Third-party payments over a threshold amount must be reported annually to the IRS. This is done on Form 1099-K. Who does the reporting, what are the new thresholds for reporting, when do they apply, and how do they affect tax reporting? It’s not as complicated as you may initially think.
Who files the forms with the IRS?
Form 1099-K, Payment Card and Third Party Network Transactions, is filed by third-party settlement companies. This includes banks and payment processors, such as PayPal, that handle your credit and debit card payments as well as electronic payments. It also includes payments made via Venmo, Cash App, and other such apps.

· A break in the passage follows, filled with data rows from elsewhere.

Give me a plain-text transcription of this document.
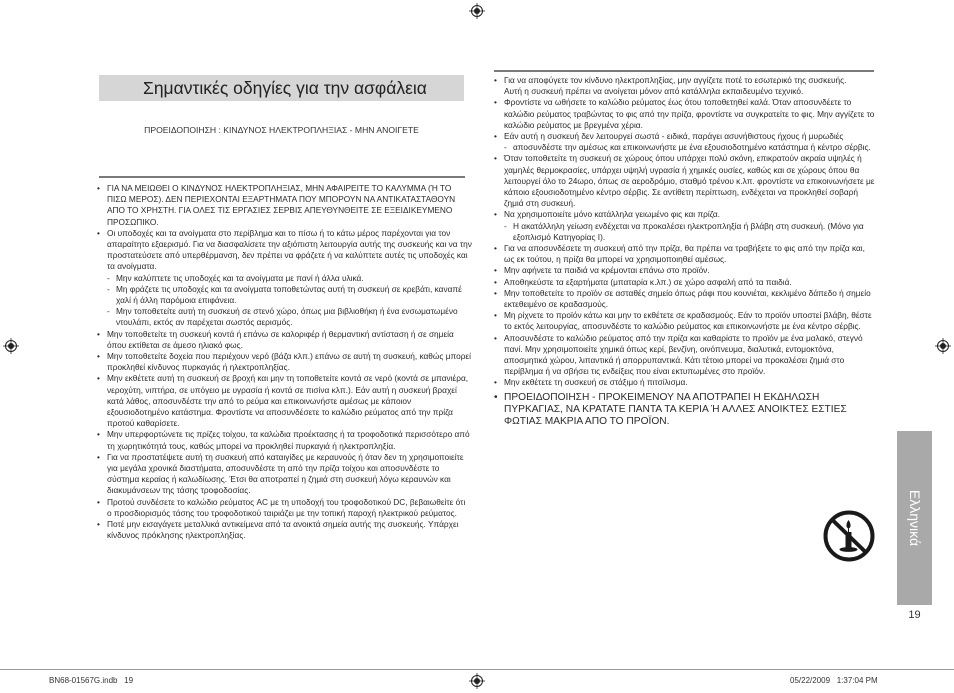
Σημαντικές οδηγίες για την ασφάλεια
ΠΡΟΕΙΔΟΠΟΙΗΣΗ : ΚΙΝΔΥΝΟΣ ΗΛΕΚΤΡΟΠΛΗΞΙΑΣ - ΜΗΝ ΑΝΟΙΓΕΤΕ
• ΓΙΑ ΝΑ ΜΕΙΩΘΕΙ Ο ΚΙΝΔΥΝΟΣ ΗΛΕΚΤΡΟΠΛΗΞΙΑΣ, ΜΗΝ ΑΦΑΙΡΕΙΤΕ ΤΟ ΚΑΛΥΜΜΑ (Ή ΤΟ ΠΙΣΩ ΜΕΡΟΣ). ΔΕΝ ΠΕΡΙΕΧΟΝΤΑΙ ΕΞΑΡΤΗΜΑΤΑ ΠΟΥ ΜΠΟΡΟΥΝ ΝΑ ΑΝΤΙΚΑΤΑΣΤΑΘΟΥΝ ΑΠΟ ΤΟ ΧΡΗΣΤΗ. ΓΙΑ ΟΛΕΣ ΤΙΣ ΕΡΓΑΣΙΕΣ ΣΕΡΒΙΣ ΑΠΕΥΘΥΝΘΕΙΤΕ ΣΕ ΕΞΕΙΔΙΚΕΥΜΕΝΟ ΠΡΟΣΩΠΙΚΟ.
• Οι υποδοχές και τα ανοίγματα στο περίβλημα και το πίσω ή το κάτω μέρος παρέχονται για τον απαραίτητο εξαερισμό. Για να διασφαλίσετε την αξιόπιστη λειτουργία αυτής της συσκευής και να την προστατεύσετε από υπερθέρμανση, δεν πρέπει να φράζετε ή να καλύπτετε αυτές τις υποδοχές και τα ανοίγματα.
- Μην καλύπτετε τις υποδοχές και τα ανοίγματα με πανί ή άλλα υλικά.
- Μη φράζετε τις υποδοχές και τα ανοίγματα τοποθετώντας αυτή τη συσκευή σε κρεβάτι, καναπέ χαλί ή άλλη παρόμοια επιφάνεια.
- Μην τοποθετείτε αυτή τη συσκευή σε στενό χώρο, όπως μια βιβλιοθήκη ή ένα ενσωματωμένο ντουλάπι, εκτός αν παρέχεται σωστός αερισμός.
• Μην τοποθετείτε τη συσκευή κοντά ή επάνω σε καλοριφέρ ή θερμαντική αντίσταση ή σε σημεία όπου εκτίθεται σε άμεσο ηλιακό φως.
• Μην τοποθετείτε δοχεία που περιέχουν νερό (βάζα κλπ.) επάνω σε αυτή τη συσκευή, καθώς μπορεί προκληθεί κίνδυνος πυρκαγιάς ή ηλεκτροπληξίας.
• Μην εκθέτετε αυτή τη συσκευή σε βροχή και μην τη τοποθετείτε κοντά σε νερό (κοντά σε μπανιέρα, νεροχύτη, νιπτήρα, σε υπόγειο με υγρασία ή κοντά σε πισίνα κλπ.). Εάν αυτή η συσκευή βραχεί κατά λάθος, αποσυνδέστε την από το ρεύμα και επικοινωνήστε αμέσως με κάποιον εξουσιοδοτημένο κατάστημα. Φροντίστε να αποσυνδέσετε το καλώδιο ρεύματος από την πρίζα προτού καθαρίσετε.
• Μην υπερφορτώνετε τις πρίζες τοίχου, τα καλώδια προέκτασης ή τα τροφοδοτικά περισσότερο από τη χωρητικότητά τους, καθώς μπορεί να προκληθεί πυρκαγιά ή ηλεκτροπληξία.
• Για να προστατέψετε αυτή τη συσκευή από καταιγίδες με κεραυνούς ή όταν δεν τη χρησιμοποιείτε για μεγάλα χρονικά διαστήματα, αποσυνδέστε τη από την πρίζα τοίχου και αποσυνδέστε το σύστημα κεραίας ή καλωδίωσης. Έτσι θα αποτραπεί η ζημιά στη συσκευή λόγω κεραυνών και διακυμάνσεων της τάσης τροφοδοσίας.
• Προτού συνδέσετε το καλώδιο ρεύματος AC με τη υποδοχή του τροφοδοτικού DC, βεβαιωθείτε ότι ο προσδιορισμός τάσης του τροφοδοτικού ταιριάζει με την τοπική παροχή ηλεκτρικού ρεύματος.
• Ποτέ μην εισαγάγετε μεταλλικά αντικείμενα από τα ανοικτά σημεία αυτής της συσκευής. Υπάρχει κίνδυνος πρόκλησης ηλεκτροπληξίας.
• Για να αποφύγετε τον κίνδυνο ηλεκτροπληξίας, μην αγγίζετε ποτέ το εσωτερικό της συσκευής.
Αυτή η συσκευή πρέπει να ανοίγεται μόνον από κατάλληλα εκπαιδευμένο τεχνικό.
• Φροντίστε να ωθήσετε το καλώδιο ρεύματος έως ότου τοποθετηθεί καλά. Όταν αποσυνδέετε το καλώδιο ρεύματος τραβώντας το φις από την πρίζα, φροντίστε να συγκρατείτε το φις. Μην αγγίζετε το καλώδιο ρεύματος με βρεγμένα χέρια.
• Εάν αυτή η συσκευή δεν λειτουργεί σωστά - ειδικά, παράγει ασυνήθιστους ήχους ή μυρωδιές
- αποσυνδέστε την αμέσως και επικοινωνήστε με ένα εξουσιοδοτημένο κατάστημα ή κέντρο σέρβις.
• Όταν τοποθετείτε τη συσκευή σε χώρους όπου υπάρχει πολύ σκόνη, επικρατούν ακραία υψηλές ή χαμηλές θερμοκρασίες, υπάρχει υψηλή υγρασία ή χημικές ουσίες, καθώς και σε χώρους όπου θα λειτουργεί όλο το 24ωρο, όπως σε αεροδρόμιο, σταθμό τρένου κ.λπ. φροντίστε να επικοινωνήσετε με κάποιο εξουσιοδοτημένο κέντρο σέρβις. Σε αντίθετη περίπτωση, ενδέχεται να προκληθεί σοβαρή ζημιά στη συσκευή.
• Να χρησιμοποιείτε μόνο κατάλληλα γειωμένο φις και πρίζα.
- Η ακατάλληλη γείωση ενδέχεται να προκαλέσει ηλεκτροπληξία ή βλάβη στη συσκευή. (Μόνο για εξοπλισμό Κατηγορίας I).
• Για να αποσυνδέσετε τη συσκευή από την πρίζα, θα πρέπει να τραβήξετε το φις από την πρίζα και, ως εκ τούτου, η πρίζα θα μπορεί να χρησιμοποιηθεί αμέσως.
• Μην αφήνετε τα παιδιά να κρέμονται επάνω στο προϊόν.
• Αποθηκεύστε τα εξαρτήματα (μπαταρία κ.λπ.) σε χώρο ασφαλή από τα παιδιά.
• Μην τοποθετείτε το προϊόν σε ασταθές σημείο όπως ράφι που κουνιέται, κεκλιμένο δάπεδο ή σημείο εκτεθειμένο σε κραδασμούς.
• Μη ρίχνετε το προϊόν κάτω και μην το εκθέτετε σε κραδασμούς. Εάν το προϊόν υποστεί βλάβη, θέστε το εκτός λειτουργίας, αποσυνδέστε το καλώδιο ρεύματος και επικοινωνήστε με ένα κέντρο σέρβις.
• Αποσυνδέστε το καλώδιο ρεύματος από την πρίζα και καθαρίστε το προϊόν με ένα μαλακό, στεγνό πανί. Μην χρησιμοποιείτε χημικά όπως κερί, βενζίνη, οινόπνευμα, διαλυτικά, εντομοκτόνα, αποσμητικά χώρου, λιπαντικά ή απορρυπαντικά. Κάτι τέτοιο μπορεί να προκαλέσει ζημιά στο περίβλημα ή να σβήσει τις ενδείξεις που είναι εκτυπωμένες στο προϊόν.
• Μην εκθέτετε τη συσκευή σε στάξιμο ή πιτσίλισμα.
• ΠΡΟΕΙΔΟΠΟΙΗΣΗ - ΠΡΟΚΕΙΜΕΝΟΥ ΝΑ ΑΠΟΤΡΑΠΕΙ Η ΕΚΔΗΛΩΣΗ ΠΥΡΚΑΓΙΑΣ, ΝΑ ΚΡΑΤΑΤΕ ΠΑΝΤΑ ΤΑ ΚΕΡΙΑ Ή ΑΛΛΕΣ ΑΝΟΙΚΤΕΣ ΕΣΤΙΕΣ ΦΩΤΙΑΣ ΜΑΚΡΙΑ ΑΠΟ ΤΟ ΠΡΟΪΟΝ.
Ελληνικά
19
BN68-01567G.indb 19	05/22/2009 1:37:04 PM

What’s the threshold for reporting?
For payments in 2021, reporting is done if the recipient had more than 200 transactions totaling more than $20,000.

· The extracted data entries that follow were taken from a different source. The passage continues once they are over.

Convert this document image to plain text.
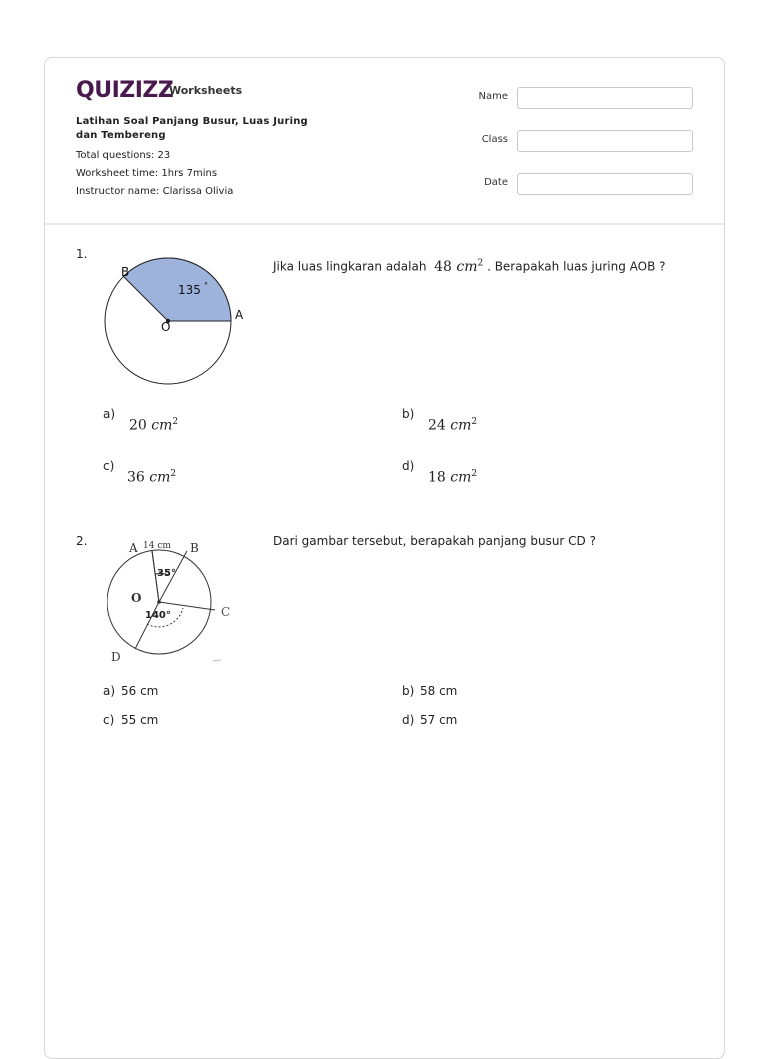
QUIZIZZ
Worksheets
Latihan Soal Panjang Busur, Luas Juring dan Tembereng
Total questions: 23
Worksheet time: 1hrs 7mins
Instructor name: Clarissa Olivia
Name
Class
Date
1.
135 °
B
A
O
Jika luas lingkaran adalah 48 $cm^2$ . Berapakah luas juring AOB ?
a)
20 $cm^2$
b)
24 $cm^2$
c)
36 $cm^2$
d)
18 $cm^2$
2.	A 14 cm B
35°
O
140°	C
D
Dari gambar tersebut, berapakah panjang busur CD ?
a) 56 cm	b) 58 cm
c) 55 cm	d) 57 cm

The American Rescue Plan Act changed the threshold for the reporting of payments in 2022. The threshold now is a flat $600 or more for payments for goods and services during the year. The number of transactions no longer affects reporting. Forms 1099-K received in 2023 reflecting 2022 payments will be based on the new threshold amount.
Note: Some states have their own filing thresholds that may be more stringent that those of the federal government for 2021 payments reported on 2022 returns. For example, Massachusetts and Vermont require reporting of 2021 transactions in 2022 for payments of $600 or more.
How does this impact recipients’ tax reporting?
The amount reported to you on Form 1099-K is not necessarily the income reported on your return. The form doesn’t reflect any adjustments for credits, cash equivalents, discount amounts, fees, refunded amounts, or any other amounts. And there’s no requirement to reconcile the payments reported on Form 1099-K with the income reported on your return.
However, the purpose of this information reporting is to alert the IRS to taxpayer activities that might otherwise fall under the radar and go entirely unreported. For example, when Congress changed the reporting threshold last year, it was done with the idea that many taxpayers in the gig economy were underreporting or not reporting their income.
Bottom line: Be sure that amounts reported on Form 1099-K are factored into the gross receipts reported on your return and that your books and records reflect your actual gross receipts.
What to do if the 1099-K isn’t correct?
Be sure that any information return you received properly reflects your transactions. The IRS says to be sure the 1099-K belongs to you (it’s got your correct name and tax identification number), the amount reported is correct, and the Merchant Category Code (MCC) in box 2 correctly describes your business. The MCC is a 4-digit code used by the card payment industry to classify recipients for which payments are being reported; it’s based on the goods and services being sold. Examples include contracted services, clothing stores, business services, and transportation services (e.g., Uber and Lyft). The MCCs are set by the processor, so the codes can vary according to the processors you use. Citibank’s Merchant Category Codes can be found here.
If there are mistakes, it’s worth your efforts to get them corrected so the IRS doesn’t think that those reported transaction amounts belong to you. For example, if the form was issued to you personally but the transactions were done by your business—a corporation or partnership—this needs to be corrected. Contact the Payment Settlement Entity (PSE) listed on the form to request a corrected Form 1099-K. There should be a telephone number on the form that you can use for this purpose.
The IRS says “Third party information reporting has been shown to increase voluntary tax compliance and improve collections and assessments within IRS.” Whether your business is your full-time endeavor or a sideline activity, be sure to report all your income. Use the information on Form 1099-K to help with this reporting requirement.